BAB 20

100 20 4
                                    

Acara kumpul-kumpul kali ini cukup berjalan normal meskipun Haifa tetap tidak bisa menahan rasa canggungnya, apalagi ketika kembali mengingat kejadian siang tadi. Afzal sendiri justru terlihat santai-santai saja, seolah tak pernah terjadi apa-apa di antara pria itu dan tante-tantenya. Berbeda dengan Haifa yang masih merasa bersalah dan tak enak hati.

Tante Nasya pun selama acara kumpul-kumpul terlihat tidak terlalu banyak bicara, hanya menyahut seadanya. Mungkin ia juga masih merasa canggung karena kejadian tadi siang. Sebenarnya, Haifa ingin menyapa wanita itu dan meminta maaf, tetapi enggan karena takut.

Setelah makan malam dan berbincang sebentar, semuanya memutuskan untuk istirahat, begitu pula dengan saudara-saudara Umi Yamila yang memang akan menginap di sini. Sejak tadi Haifa sudah terlelap di kamar Afzal meskipun waktu masih menunjukan pukul sembilan, sementara Afzal sendiri kini malah duduk di sofa lantai atas sambil melamun.

"Afzal? Kenapa sendirian? Haifa mana?"

Pria itu langsung menoleh pada Umi Yamila yang baru saja datang. "Haifa udah tidur, Mi," jawabnya.

Umi Yamila pun mengangguk singkat, kemudian duduk di samping putra semata wayangnya itu. "Umi perhatikan, mata kamu tadi merah, agak sembab juga. Abis nangis?"

"Enggak papa, Umi," jawab Afzal sambil menunduk. Namun, percuma saja karena Umi Yamila pasti tidak akan percaya dengan ucapannya.

"Lagi ada masalah sama Haifa?" tanya Umi Yamila yang memang selalu mengerti tentang kegelisahan Afzal.

Pria itu menggeleng pelan, lalu menatap wanita di sampingnya. "Umi tau enggak kalau Ayla udah pulang? Dia nyusulin Afzal ke Sumedang, Mi."

"Astagfirullah." Umi sontak memekik. "Afzal, kamu enggak ada niatan kembali sama Ayla, kan? Awas aja kamu nyakitin menantu Umi."

Ternyata Umi Yamila hampir sama dengan Haifa yang memiliki pikiran seperti itu padanya, padahal untuk bertemu dengan Ayla lagi saja Afzal tak pernah berniat sama sekali, apalagi untuk kembali pada perempuan itu, tak ada niat sedikit pun. Sekarang, ia sudah punya Haifa dan itu sangat lebih dari apa pun. Cukup Haifa saja, tidak akan ada yang lain.

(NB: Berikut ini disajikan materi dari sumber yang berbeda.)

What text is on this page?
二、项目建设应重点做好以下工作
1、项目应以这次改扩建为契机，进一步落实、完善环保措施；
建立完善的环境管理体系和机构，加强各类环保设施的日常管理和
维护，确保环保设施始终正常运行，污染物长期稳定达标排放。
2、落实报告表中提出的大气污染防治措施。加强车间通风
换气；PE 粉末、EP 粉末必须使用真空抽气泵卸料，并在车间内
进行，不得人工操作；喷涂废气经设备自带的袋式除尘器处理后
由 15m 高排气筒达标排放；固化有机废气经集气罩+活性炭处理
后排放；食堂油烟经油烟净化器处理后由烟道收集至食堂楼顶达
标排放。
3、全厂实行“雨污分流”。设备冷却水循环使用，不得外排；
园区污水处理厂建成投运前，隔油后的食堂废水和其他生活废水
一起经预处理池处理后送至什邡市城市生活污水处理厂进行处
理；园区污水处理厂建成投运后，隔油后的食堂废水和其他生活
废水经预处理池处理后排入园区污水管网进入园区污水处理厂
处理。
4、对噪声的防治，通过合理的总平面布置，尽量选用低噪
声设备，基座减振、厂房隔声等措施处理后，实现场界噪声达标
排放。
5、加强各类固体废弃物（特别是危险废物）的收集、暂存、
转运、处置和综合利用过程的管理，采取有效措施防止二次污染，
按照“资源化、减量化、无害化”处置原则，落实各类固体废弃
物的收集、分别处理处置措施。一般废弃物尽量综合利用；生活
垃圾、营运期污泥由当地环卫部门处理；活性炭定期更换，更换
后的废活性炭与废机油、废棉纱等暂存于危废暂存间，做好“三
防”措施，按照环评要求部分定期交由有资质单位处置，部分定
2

"Umi apaan, sih!" Afzal mendengkus pelan. "Haifa udah tahu soal Ayla dan kami emang sempat berantem sedikit, tapi sekarang udah baik-baik aja," jelas Afzal singkat.

Umi Yamila mengangguk paham. "Alhamdulillah kalau gitu," balasnya, "beberapa hari lalu, dia emang ada datang ke sini nyariin kamu. Umi sengaja enggak ngabarin kamu karena khawatir aja malah mengganggu hubungan kamu sama Haifa. Eh, ternyata dia malah nyusulin kamu? Padahal umi udah bilang kalau kamu itu udah nikah."

"Ayla emang sempat minta Afzal buat kembali lagi sama dia," ujar Afzal yang langsung membuat Umi Yamila mendekatkan duduknya.

"Terus respon kamu gimana?"

"Ya, Afzal enggak maulah. Umi itu masih meragukan Afzal, ya?"

"Ya, kali aja kamu luluh, tapi Alhamdulillah banget kalau enggak."

Afzal pun hanya balas menghela napas pelan, lalu menyandarkan punggungnya ke kursi. Pria itu selalu suka jika mengobrol dengan Umi Yamila seperti ini. Ia merasa lebih tenang setelah berbicara banyak hal dengan wanita itu.

"Terus kenapa itu mata sembab? Siapa yang bikin nangis?"

Pria itu sontak terdiam. Jika soal ini, Afzal tak tahu harus menceritakannya bagaimana. "Enggak papa. Umi kepo banget."

"Kamu, kan, jarang nangis, tapi sekalinya nangis pasti karena sesuatu hal yang benar-benar bikin kamu takut atau sakit hati."

Afzal tersenyum, lalu kembali menatap wanita di sampingnya. Umi Yamila memang wanita yang paling mengerti soal Afzal. "Enggak papa, Umi. Afzal cuma takut Haifa pergi," ungkapnya.